Zutreffend ist das Berufungsgericht davon ausgegangen, daß das von den Streitteilen (mit zwei weiteren Mitspielern) um hohe Einsätze gespielte Kartenspiel "Färbeln" zivilrechtlich verboten ist. Verbotene Spiele sind die in § 168 Abs 1 StGB und § 1 Abs 1 GlücksspielG gekennzeichneten Spiele, bei denen also Gewinn und Verlust ausschließlich oder vorwiegend vom Zufall abhängen, soweit nicht die Ausnahmebestimmung des § 4 Abs 1 GlücksspielG zutrifft. Daß es derzeit keine Liste ausdrücklich verbotener Spiele gibt, ändert daran nichts. Ebensowenig ist entscheidend, daß das Strafgesetzbuch nicht mehr schlechthin jede Beteiligung an einem verbotenen Glücksspiel, sondern nur mehr die gewerbsmäßige Beteiligung an einem solchen Spiel und das aus Gewinnsucht betriebene Veranstalten und Fördern solcher Spiele unter Strafe stellt (SZ 54/157; SZ 59/117).

Punkt 1) der Entscheidung des Berufungsgerichtes, daß die eingeklagte Forderung mit S 101.104 zu Recht besteht, hat der Beklagte nicht bekämpft.
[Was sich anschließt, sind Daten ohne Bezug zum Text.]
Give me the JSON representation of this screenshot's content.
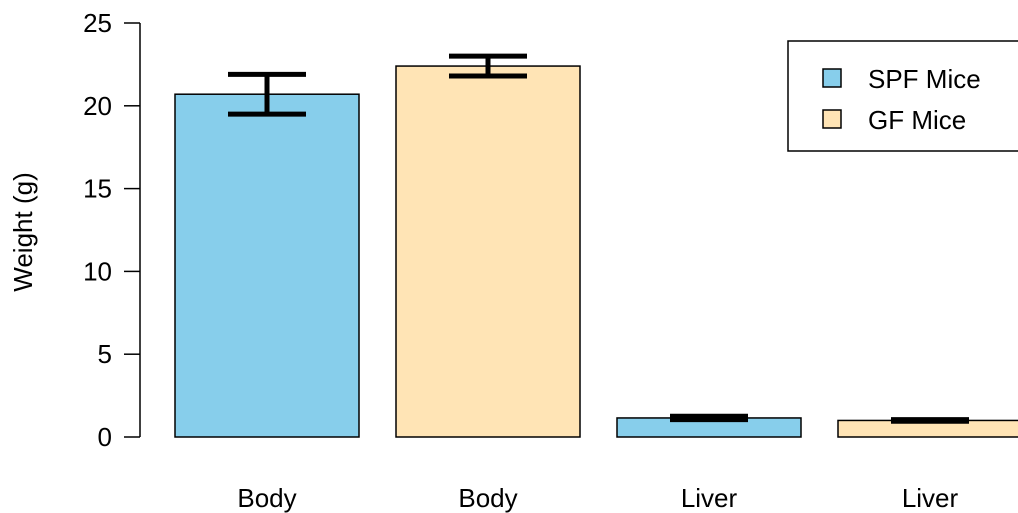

Die Ansicht des Berufungsgerichtes, daß der Kläger auf Grund der Legalzession des § 1358 ABGB - eine aufrechte Kreditforderung der Bank erworben hat, entspricht der Rechtsprechung, daß für den Ausschluß der Klagbarkeit eines Darlehens für ein verbotenes Spiel im Sinne des § 1174 Abs 2 ABGB in subjektiver Hinsicht die Kenntnis des Verwendungszwecks durch den Darlehensgeber erforderlich ist, wobei dolus eventualis genügt (SZ 59/117; vgl auch SZ 63/139).
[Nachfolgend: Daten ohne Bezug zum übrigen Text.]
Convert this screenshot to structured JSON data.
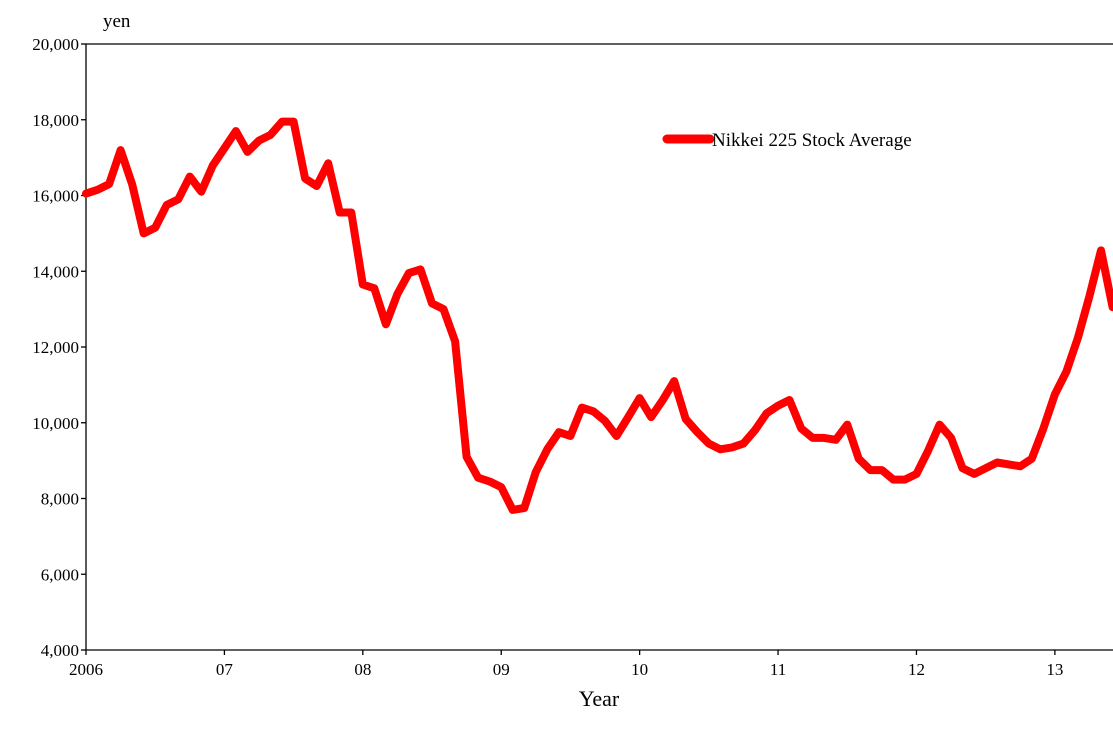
{
  "chart_data": {
    "type": "line",
    "unit_label": "yen",
    "xlabel": "Year",
    "ylabel": "",
    "ylim": [
      4000,
      20000
    ],
    "y_ticks": [
      4000,
      6000,
      8000,
      10000,
      12000,
      14000,
      16000,
      18000,
      20000
    ],
    "y_tick_labels": [
      "4,000",
      "6,000",
      "8,000",
      "10,000",
      "12,000",
      "14,000",
      "16,000",
      "18,000",
      "20,000"
    ],
    "x_ticks": [
      2006,
      2007,
      2008,
      2009,
      2010,
      2011,
      2012,
      2013
    ],
    "x_tick_labels": [
      "2006",
      "07",
      "08",
      "09",
      "10",
      "11",
      "12",
      "13"
    ],
    "xlim": [
      2006.0,
      2013.42
    ],
    "grid": false,
    "legend_position": "top-right",
    "colors": {
      "series": "#ff0000",
      "axis": "#000000"
    },
    "series": [
      {
        "name": "Nikkei 225 Stock Average",
        "x": [
          2006.0,
          2006.083,
          2006.167,
          2006.25,
          2006.333,
          2006.417,
          2006.5,
          2006.583,
          2006.667,
          2006.75,
          2006.833,
          2006.917,
          2007.0,
          2007.083,
          2007.167,
          2007.25,
          2007.333,
          2007.417,
          2007.5,
          2007.583,
          2007.667,
          2007.75,
          2007.833,
          2007.917,
          2008.0,
          2008.083,
          2008.167,
          2008.25,
          2008.333,
          2008.417,
          2008.5,
          2008.583,
          2008.667,
          2008.75,
          2008.833,
          2008.917,
          2009.0,
          2009.083,
          2009.167,
          2009.25,
          2009.333,
          2009.417,
          2009.5,
          2009.583,
          2009.667,
          2009.75,
          2009.833,
          2009.917,
          2010.0,
          2010.083,
          2010.167,
          2010.25,
          2010.333,
          2010.417,
          2010.5,
          2010.583,
          2010.667,
          2010.75,
          2010.833,
          2010.917,
          2011.0,
          2011.083,
          2011.167,
          2011.25,
          2011.333,
          2011.417,
          2011.5,
          2011.583,
          2011.667,
          2011.75,
          2011.833,
          2011.917,
          2012.0,
          2012.083,
          2012.167,
          2012.25,
          2012.333,
          2012.417,
          2012.5,
          2012.583,
          2012.667,
          2012.75,
          2012.833,
          2012.917,
          2013.0,
          2013.083,
          2013.167,
          2013.25,
          2013.333,
          2013.417
        ],
        "values": [
          16050,
          16150,
          16300,
          17200,
          16300,
          15000,
          15150,
          15750,
          15900,
          16500,
          16100,
          16800,
          17250,
          17700,
          17150,
          17450,
          17600,
          17950,
          17950,
          16450,
          16250,
          16850,
          15550,
          15550,
          13650,
          13550,
          12600,
          13400,
          13950,
          14050,
          13150,
          13000,
          12150,
          9100,
          8550,
          8450,
          8300,
          7700,
          7750,
          8700,
          9300,
          9750,
          9650,
          10400,
          10300,
          10050,
          9650,
          10150,
          10650,
          10150,
          10600,
          11100,
          10100,
          9750,
          9450,
          9300,
          9350,
          9450,
          9800,
          10250,
          10450,
          10600,
          9850,
          9600,
          9600,
          9550,
          9950,
          9050,
          8750,
          8750,
          8500,
          8500,
          8650,
          9250,
          9950,
          9600,
          8800,
          8650,
          8800,
          8950,
          8900,
          8850,
          9050,
          9850,
          10750,
          11350,
          12250,
          13350,
          14550,
          13050
        ]
      }
    ]
  }
}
Der Kläger bekämpft mit seiner Revision die Ansicht des Berufungsgerichtes, daß der Beklagte das wegen des Verlustes im Rahmen eines verbotenen Spieles Gezahlte zurückfordern kann. Verbotene Spiele sind jedoch wegen § 879 ABGB ungültig und erzeugen daher nicht einmal eine Naturalobligation. Die gezahlte Wett- oder Spielschuld kann deshalb vom Verlierer wieder zurückgefordert werden. Der Rückforderung steht § 1174 Abs 1 ABGB nicht entgegen, weil die Leistung nicht "Zur Bewirkung" der unerlaubten Handlung, sondern als "Einsatz" gegeben wurde (Koziol/Welser I10, 413; Krejci in Rummel, ABGB2 Rz 66 zu § 1267 bis 1274; Wilburg in Klang2 V/488 ff; Wolff in Klang2 V 995; SZ 63/139 = JBl 1991, 524 [Honsell]). Das Problem, daß der an einen verbotenen Spiel teilnehmende Spieler das Verlorene zurückverlangen, das zum Zwecke der Begleichung der Spielschuld aufgenommene Darlehen - unter der bereits genannten Voraussetzung der Kenntnis des Darlehensgebers vom verbotenen Zweck - aber gemäß § 1174 Abs 2 ABGB nicht zurückzahlen muß, tritt im vorliegenden Fall nicht auf, weil der Darlehensgeber (Bank) keine Kenntnis von den verbotenen Zweck hatte und das Darlehen vom Bürgen somit zu Recht zurückerhalten hat. Soweit die Revision darauf hinweist, daß der Kläger mit seiner Zahlung als Bürge an die Bank belastet ist, übersieht sie die Feststellung, daß dem Kläger die Darlehensvaluta zum Zwecke der Begleichung der Spielschuld zugekommen ist.

Der mit der Gegenforderung geltend gemachte Rückforderungsanspruch wurde vom Berufungsgericht auf Grund einheitlicher Lehre, die in der Rechtsprechung bereits ihren Niederschlag gefunden hatten, bejaht. Von einer erheblichen Rechtsfrage im Sinne des § 502 Abs 1 ZPO hängt die Entscheidung somit nicht ab.

Ungeachtet des nicht bindenden (§ 508 a Abs 1 ZPO) Ausspruches des Berufungsgerichtes, daß die ordentliche Revision zulässig sei, war die Revision daher zurückzuweisen.

Die Entscheidung über die Kosten der Revisionsbeantwortung gründet sich auf §§ 40, 50 ZPO.

Auf die Unzulässigkeit der Revision aus dem Grunde des § 502 Abs 1 ZPO hat der Beklagte nicht hingewiesen.